Just now, at least according to Speakeasy’s broadband speed test, my wifi download speed in my home office, which used to seem so weak, out-polls ethernet over the Powerline adapters by a huge margin. I ran the tests from both my Powerbook and iMac over wifi and Powerline on each, in reverse order, quitting Safari between each test. The results, in kilobits per second:

POWERBOOK
Powerline
2,454 kbps down, 323 kbps up
Wifi (2 to 3 bars signal strength during test)
5,320 down, 316 up

IMAC
Wifi (also 2 to 3 bars)
5,807 down, 358 up
Powerline
2,326 down, 358 up

(Remember to divide by 8 to get the sometimes quoted kiloBYTES per second, or kBps, which eventually scale up to megabytes per second. Divide by 1,024 to get megabits. Edoceo has a converter calculator here.)

Electrifying speed from Netgear’s Powerline

I moved my home office to another part of the house recently but there was was one small problem — a chimney ran behind one of the walls, greatly diminishing my wifi signal.
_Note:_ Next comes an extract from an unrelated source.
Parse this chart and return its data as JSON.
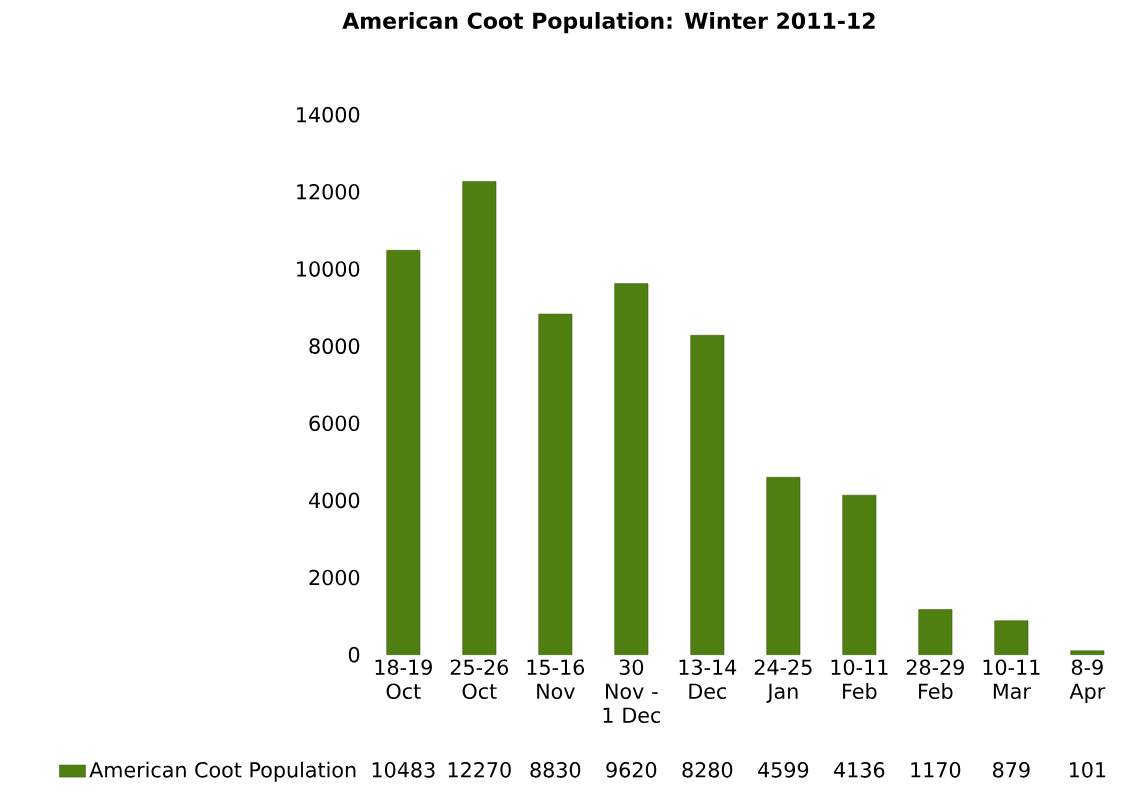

Running ethernet cable would have solved the problem at a mighty cost so I decided to try the latest networking over power lines gear. Netgear’s 85 megabits-per-second Powerline adapters had great reviews (like this one by Mossberg) so I ordered a pair. Actually, I ordered a pair of switches (each with 4 ethernet ports) designated as model XE104G. You can also buy single port adapters alone or in a two-pack.

Netgear's powerline adapter

After they arrived, I opened the package, ran a cable from one adapter to the router, plugged it in a wall socket, went downstairs, plugged in its twin, ran a cable to my computer, waited 3 seconds and ta-da live Internet. Total installation time: about 3 minutes. It’s provided a much speedier connection than wifi and I can plug in three other items down here as well. If I ever decided to link up a stereo or TV to my computer for music and video streaming, I think this would have to be the preferred solution. And thus the slow migration to all Netgear networking equipment continues…

Netgear’s switching gear just works

Netgear gigabit switch

With most of the computers in the house able to network via ethernet at gigabit speeds, I’ve used a Linksys gigabit router to connect them. It doesn’t affect web surfing speed, which is constrained by the much slower cable modem, but it’s great for backing up files from one computer to another (someday my NAS will come!).

A few months ago, however, something like a power surge fried the Linksys. A quick check of Amazon’s helpful customer reviews favored Netgear’s gear, so I grabbed an 8-port switch (technically the GS608). Pulled it out of the box, plugged in the wireless router and various computers plus our VOIP box for Gizmo Project and — alright — everything just works — and with a few ports to spare. Sweet. Of course, it doesn’t fit as snuggly and or look as pretty sitting under the Linksys router…oh well. Here’s Netgear’s own page describing the switch.

Now to update my favorite hardware page.